Buy Greenpanel Industries Ltd For Target Rs.668 - ICICI Securities
In-line quarter, valuations attractive
Greenpanel Industries (GREENP) has reported Q2FY23 consolidated operating margin decline of 170bps YoY to 24.7% due to margin decline of 100bps/630bps YoY in MDF/plywood segment on account of RM cost pressure. Consolidated revenue grew in line with estimates by 8.3% YoY to ~Rs4.6bn (3-year CAGR of 33.5%) leading to EBITDA/APAT growth of 1.3%/4.5% YoY. MDF volumes declined 7.9% YoY (on a high base), primarily due to ~40% YoY (flat QoQ) decline in exports (domestic volumes +8% YoY). Management has guided for 12% YoY domestic MDF volume growth in FY23 (with flat YoY growth in exports) and MDF margin at current levels (~29-30%, maintain) for the next 12-18 months as RM cost has stabilised. Management stated it has not yet seen any significant increase in the import of MDF and domestic MDF price/demand remains firm. The brownfield capex of Rs6bn for 231,000CBM MDF plant in Andhra Pradesh is expected to operationalise by Q1FY25 and reach optimum utilisation by FY27 (implying volume CAGR of 12-13% over FY22-27E). We maintain estimates and BUY rating on the stock with a rolled over Sept’23 target price of Rs668 (earlier: Rs662). We believe the stock trades at an attractive valuation of 13.2x PER FY24E and provides a good entry point for long-term investors as MDF industry will continue to have high growth prospects going ahead.
* Volume decline YoY due to high base and pressure on exports: GREENP posted a consolidated revenue growth of 8.3% YoY (3-year CAGR of 33.5%) to ~Rs4.57bn (I-Sec: Rs4.52bn) aided by blended MDF realisation increase of 28% YoY (flat QoQ) whereas MDF volumes declined 7.9% YoY (3-year CAGR of 26.4%) on a high base. MDF volumes growth declined as export volumes declined ~40% YoY due to a high base and also due to increased supply in its key exporting geographies (Middle East countries). Management has guided for a domestic volume growth of 12% YoY and export volume growth to remain flat in FY23. For FY24, it has guided for 97-100% capacity utilisation with current realisation to be maintained. Plywood business saw revenue decline of 16.6% YoY (-13.9% QoQ) with volumes decline of 22.1% YoY (-18.7% QoQ) on a high base and some slowdown in demand. The company expects plywood business to grow ~10% in FY23E. GREENP remains net debt free with a cash surplus of ~Rs590mn. Working capital days increased by 10 days YoY to 24 in Q2, primarily due to decline in payable days.
* Plywood segment drags blended EBITDA margin: GREENP’s blended EBITDA margin (ex-forex gain) in Q2FY23 stood at 24.7% (-170bps YoY / -313bps QoQ) due to decline in MDF/plywood margin of 100bps/630bps YoY. MDF segment margin stood at 30.4% (-100bps YoY/ -290bps QoQ) on raw material cost increase.
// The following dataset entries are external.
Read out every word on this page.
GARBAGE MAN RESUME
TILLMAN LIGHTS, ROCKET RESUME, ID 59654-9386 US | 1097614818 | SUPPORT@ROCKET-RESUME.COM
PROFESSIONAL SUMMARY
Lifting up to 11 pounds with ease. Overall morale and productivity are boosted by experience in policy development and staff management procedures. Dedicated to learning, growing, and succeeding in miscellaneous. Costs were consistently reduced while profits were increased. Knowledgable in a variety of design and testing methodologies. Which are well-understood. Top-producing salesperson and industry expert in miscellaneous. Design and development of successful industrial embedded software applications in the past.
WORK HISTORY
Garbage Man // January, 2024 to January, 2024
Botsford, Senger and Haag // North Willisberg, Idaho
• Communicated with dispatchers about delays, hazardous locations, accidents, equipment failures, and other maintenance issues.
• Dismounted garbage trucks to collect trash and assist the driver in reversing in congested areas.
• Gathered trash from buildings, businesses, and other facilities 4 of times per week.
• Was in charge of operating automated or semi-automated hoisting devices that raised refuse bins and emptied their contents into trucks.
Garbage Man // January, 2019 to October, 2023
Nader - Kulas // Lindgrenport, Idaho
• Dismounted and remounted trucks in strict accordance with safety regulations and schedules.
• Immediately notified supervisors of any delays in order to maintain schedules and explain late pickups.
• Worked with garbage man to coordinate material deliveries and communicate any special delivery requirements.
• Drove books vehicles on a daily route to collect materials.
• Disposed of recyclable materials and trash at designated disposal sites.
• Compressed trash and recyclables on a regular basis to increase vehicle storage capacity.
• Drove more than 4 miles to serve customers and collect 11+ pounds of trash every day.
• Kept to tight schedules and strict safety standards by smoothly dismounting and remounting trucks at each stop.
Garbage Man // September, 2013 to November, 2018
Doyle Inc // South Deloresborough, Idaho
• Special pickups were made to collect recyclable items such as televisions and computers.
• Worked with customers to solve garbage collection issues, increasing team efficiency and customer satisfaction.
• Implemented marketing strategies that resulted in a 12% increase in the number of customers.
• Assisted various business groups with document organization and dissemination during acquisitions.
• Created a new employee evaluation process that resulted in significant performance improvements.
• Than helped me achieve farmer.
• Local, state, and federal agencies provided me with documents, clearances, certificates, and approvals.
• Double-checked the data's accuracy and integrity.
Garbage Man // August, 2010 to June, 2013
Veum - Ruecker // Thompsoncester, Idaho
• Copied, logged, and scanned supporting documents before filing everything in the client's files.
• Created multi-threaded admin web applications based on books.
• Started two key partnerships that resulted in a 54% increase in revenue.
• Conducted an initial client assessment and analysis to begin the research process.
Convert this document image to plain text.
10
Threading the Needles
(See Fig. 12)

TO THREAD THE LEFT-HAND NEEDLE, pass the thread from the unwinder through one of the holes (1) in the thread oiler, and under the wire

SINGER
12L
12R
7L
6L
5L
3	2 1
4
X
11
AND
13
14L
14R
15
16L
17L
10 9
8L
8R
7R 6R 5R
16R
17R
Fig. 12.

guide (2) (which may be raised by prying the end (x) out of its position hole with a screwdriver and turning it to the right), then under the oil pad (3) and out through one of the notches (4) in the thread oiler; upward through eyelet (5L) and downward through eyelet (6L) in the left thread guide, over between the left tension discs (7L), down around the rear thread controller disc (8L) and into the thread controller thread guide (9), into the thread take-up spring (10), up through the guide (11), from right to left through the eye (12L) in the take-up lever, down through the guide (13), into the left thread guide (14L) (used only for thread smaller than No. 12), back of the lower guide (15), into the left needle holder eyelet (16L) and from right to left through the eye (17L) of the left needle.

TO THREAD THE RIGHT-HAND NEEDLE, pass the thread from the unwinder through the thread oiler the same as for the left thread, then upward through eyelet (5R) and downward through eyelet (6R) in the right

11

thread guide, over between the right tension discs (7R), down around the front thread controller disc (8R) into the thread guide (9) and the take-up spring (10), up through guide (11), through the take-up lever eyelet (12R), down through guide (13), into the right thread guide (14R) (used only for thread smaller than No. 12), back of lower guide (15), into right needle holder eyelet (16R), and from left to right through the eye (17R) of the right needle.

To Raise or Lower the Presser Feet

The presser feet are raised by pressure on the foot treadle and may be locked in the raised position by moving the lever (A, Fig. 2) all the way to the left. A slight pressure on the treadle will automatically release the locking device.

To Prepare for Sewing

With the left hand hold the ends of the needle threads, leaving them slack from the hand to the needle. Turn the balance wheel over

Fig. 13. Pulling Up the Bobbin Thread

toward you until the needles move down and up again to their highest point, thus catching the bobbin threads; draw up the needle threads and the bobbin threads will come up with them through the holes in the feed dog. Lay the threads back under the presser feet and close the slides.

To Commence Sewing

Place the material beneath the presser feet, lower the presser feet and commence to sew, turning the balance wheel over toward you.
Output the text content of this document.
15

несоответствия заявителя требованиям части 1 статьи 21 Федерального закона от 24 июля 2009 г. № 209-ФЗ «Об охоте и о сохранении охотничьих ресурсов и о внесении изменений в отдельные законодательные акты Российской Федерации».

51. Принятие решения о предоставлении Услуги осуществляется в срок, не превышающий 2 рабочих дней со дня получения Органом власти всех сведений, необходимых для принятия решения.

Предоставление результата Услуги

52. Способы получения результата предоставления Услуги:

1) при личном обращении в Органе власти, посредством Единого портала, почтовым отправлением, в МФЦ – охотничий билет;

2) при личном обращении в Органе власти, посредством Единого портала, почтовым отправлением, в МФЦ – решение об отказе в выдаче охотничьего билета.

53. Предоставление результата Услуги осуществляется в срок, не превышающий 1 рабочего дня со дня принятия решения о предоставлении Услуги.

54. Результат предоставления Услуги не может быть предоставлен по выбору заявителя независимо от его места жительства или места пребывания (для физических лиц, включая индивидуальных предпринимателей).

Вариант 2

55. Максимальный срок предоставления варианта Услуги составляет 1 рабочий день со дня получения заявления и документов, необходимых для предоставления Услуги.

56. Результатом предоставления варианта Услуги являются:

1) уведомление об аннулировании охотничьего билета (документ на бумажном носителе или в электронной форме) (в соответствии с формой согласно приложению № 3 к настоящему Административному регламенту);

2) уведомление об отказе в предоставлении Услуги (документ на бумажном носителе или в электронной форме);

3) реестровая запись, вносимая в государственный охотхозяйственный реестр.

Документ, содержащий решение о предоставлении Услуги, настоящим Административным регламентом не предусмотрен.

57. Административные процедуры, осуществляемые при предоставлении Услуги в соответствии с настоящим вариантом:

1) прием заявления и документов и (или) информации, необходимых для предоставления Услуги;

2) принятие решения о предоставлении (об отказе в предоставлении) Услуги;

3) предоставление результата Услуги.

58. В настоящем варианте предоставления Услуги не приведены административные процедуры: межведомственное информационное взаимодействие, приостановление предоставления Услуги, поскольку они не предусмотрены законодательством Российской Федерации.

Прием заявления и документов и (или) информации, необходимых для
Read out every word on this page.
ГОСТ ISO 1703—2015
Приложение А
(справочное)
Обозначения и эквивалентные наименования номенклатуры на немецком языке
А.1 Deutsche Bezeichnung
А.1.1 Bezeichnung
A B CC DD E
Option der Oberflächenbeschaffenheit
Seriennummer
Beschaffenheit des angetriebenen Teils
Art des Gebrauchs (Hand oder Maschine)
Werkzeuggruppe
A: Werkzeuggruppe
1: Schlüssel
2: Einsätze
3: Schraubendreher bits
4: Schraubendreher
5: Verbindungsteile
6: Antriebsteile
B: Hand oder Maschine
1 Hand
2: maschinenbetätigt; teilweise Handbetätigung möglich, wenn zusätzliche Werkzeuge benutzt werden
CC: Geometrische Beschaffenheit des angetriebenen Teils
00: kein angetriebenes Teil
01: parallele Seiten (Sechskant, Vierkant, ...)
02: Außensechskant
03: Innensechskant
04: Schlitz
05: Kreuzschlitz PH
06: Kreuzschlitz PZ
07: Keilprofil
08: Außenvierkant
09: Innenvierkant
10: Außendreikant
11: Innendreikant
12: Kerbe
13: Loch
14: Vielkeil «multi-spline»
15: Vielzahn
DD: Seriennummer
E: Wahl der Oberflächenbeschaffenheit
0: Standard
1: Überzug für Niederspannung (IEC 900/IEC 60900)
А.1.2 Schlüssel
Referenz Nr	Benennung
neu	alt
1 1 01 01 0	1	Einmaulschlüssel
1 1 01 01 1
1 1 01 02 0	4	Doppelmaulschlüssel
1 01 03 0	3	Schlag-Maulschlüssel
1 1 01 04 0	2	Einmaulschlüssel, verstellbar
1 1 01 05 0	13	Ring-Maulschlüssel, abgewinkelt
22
Plywood margin was severely impacted (-630bps/-420bps YoY/QoQ) as the price hike taken (~2%) in Q2FY23 was not sufficient to cover the RM inflation. Management has guided for MDF margins to sustain at current levels for the next 12-18 months as RM prices seem to have peaked out and expects long-term sustainable margins in this segment at ~27-28%. For plywood segment, it has guided for margin to be in the range of 9.5-10% in FY23. We model MDF margin of 28.3%/26.5% for FY23E/FY24E, respectively.
* Valuations: GREENP’s operational performance has been largely in line with expectations. We continue to like the company for its leadership in MDF segment, which has strong growth prospects led by pick up in housing market and increased acceptance of MDF post the pandemic. Maintain BUY with a rolled over Sep’23 target price of Rs668 (earlier: Rs662), set at an unchanged 23x FY24E P/E.